Yet these challenges don’t deter everyone. Each year, tens of thousands of migrants en route to the U.S. attempt to cross the Darien Gap. Estimates on the number of annual transit migrants in Panama range from 20,000 (consistent with public Panamanian apprehension figures) to 34,000 (based on Colombian apprehension figures). These figures are small compared to Venezuelan refugee outflows across South America—where an estimated 3.4 million Venezuelans have fled their country since 2014. But unlike other mass migrations in Latin America, the majority of migrants currently moving through Panama originate in countries outside the Western Hemisphere, such as Eritrea, Nepal, Bangladesh, India, Pakistan and Cameroon. These extracontinental migrants are attempting to arrive in the U.S. for a variety of reasons similar to Latin American migrants, including to reunify with family, to seek asylum or to search for economic opportunities.
Both regional immigration policies and geographic constraints contribute to this particular migration flow. First, extracontinental migrants often enter the Americas through Brazil or Ecuador, which have laxer visa laws. This migrant population then continues north, typically with an intended destination of the U.S. or Canada. Second, the crossing point between Colombia and Panama is almost impossible, meaning that only migrants without other migration options attempt the journey. The extracontinental population—together with migrants from Cuba and Haiti—tend to be the migrants with such limited options to enter the U.S., again given the United States’s strict visa regulations.
Extracontinental migrants represent only a small portion of the individuals arriving to the U.S. In fiscal 2018, only 3.2 percent of migrants apprehended along the U.S.-Mexico southern border originated from the African and Asian continents, barely denting overall U.S. apprehension figures. However, that figure is up from only 2 percent in fiscal 2017 as this population continues to increase every year. The United States’s real interest in this population lies in the security and political challenges posed by extracontinental migrants’ countries of origin. In fact, since at least 2011 the Department of Homeland Security has used a different lexicon for this population, opting instead to use the term “special interest alien” when referring to migrants originating in countries that “promote, produce, or protect terrorist organizations or their members.” Despite these heightened concerns, however, there is no evidence that extracontinental migrants pose any greater threat to U.S. national security.
So while the remote jungle of the Darien Gap may feel far away from the migration debates in Washington, Panama’s border patrol efforts are actually closely linked to U.S. policies. For years, the U.S. has supported Panama’s border enforcement efforts, often as an extension of the United States’s own security and border priorities.
In 2008, Panama announced a modification to its border and jungle security entities to address the irregular flows of people and goods. The government effectively combined several law enforcement agencies into one security entity—known commonly as SENAFRONT, or the Servicio Nacional de Fronteras—that would patrol Panama’s land borders and seas, interdict drugs and weapons trafficking, and counter guerilla violence overflows from Colombia. Increasingly, SENAFRONT’s mandate also includes apprehending and detaining migrants. Since the agency’s restructuring, officers have been posted in almost every community throughout the Darien, often being helicoptered in to their posts or enduring up to 13-hour canoe rides through the jungle’s river system.

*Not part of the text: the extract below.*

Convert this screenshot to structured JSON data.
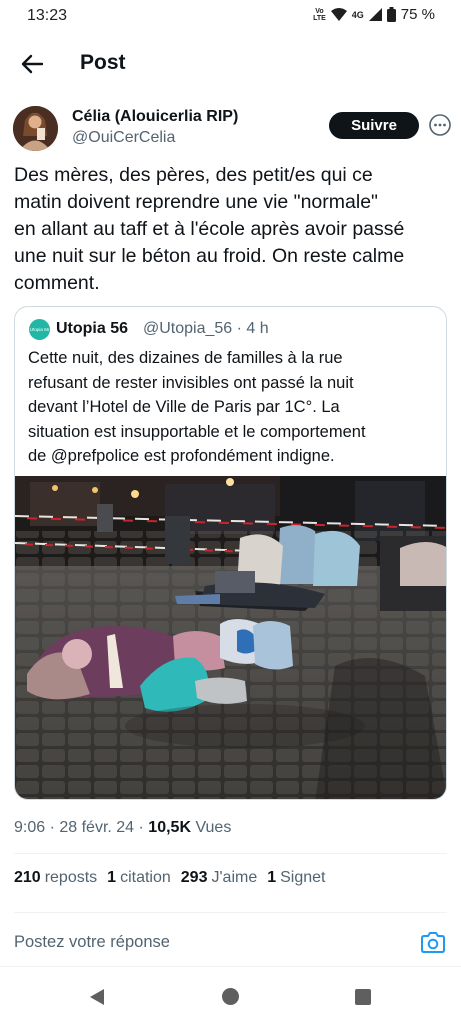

U.S. law enforcement and military forces offer training to SENAFRONT officers, including international courses—often held in the United States—but also “marksmanship, basic patrolling, land navigation, communication, medical skills, and engineer tasks” to be conducted in Panama. The United States also increasingly provides funding and equipment. In fiscal 2016, the United States provided Panamanian security forces—including SENAFRONT—with more than US$8 million in funds, an almost 800 percent increase from fiscal 2014 as the countries’ migration and security cooperation increased. These funds went toward radios, boats for maritime patrol, night-vision goggles and dive gear. Most were allocated to security forces operating in the Darien Gap.
In exchange, Panama apprehends migrants and exchanges information on the transit migration population through the United States’s biometric registration system, known as BITMAP. According to the United States’s 2018 Biometric Identification Transnational Migration Alert Program Authorization Act, the BITMAP system was “established to equip international partner-country law enforcement officers to collect and share biometric and biographic data on special interest individuals and to identify potential threat actors transiting through participating countries.” Panama is one of these participating countries—and by July 2017, Panama had already entered more than 20,000 registries into this system.
Overall, Panamanian officials apprehend the vast majority of extracontinental migrants while they travel through the Darien, given the jungle’s natural bottleneck effect. This means that Panamanian border security officials will run every apprehended migrant’s biographic information through international databases weeks, or even months, before migrants complete their transit to the U.S. southern border. They then share that information with U.S. law enforcement authorities. Such moves represent an almost invisible form of border security outsourcing, targeted primarily at the extracontinental migrant population.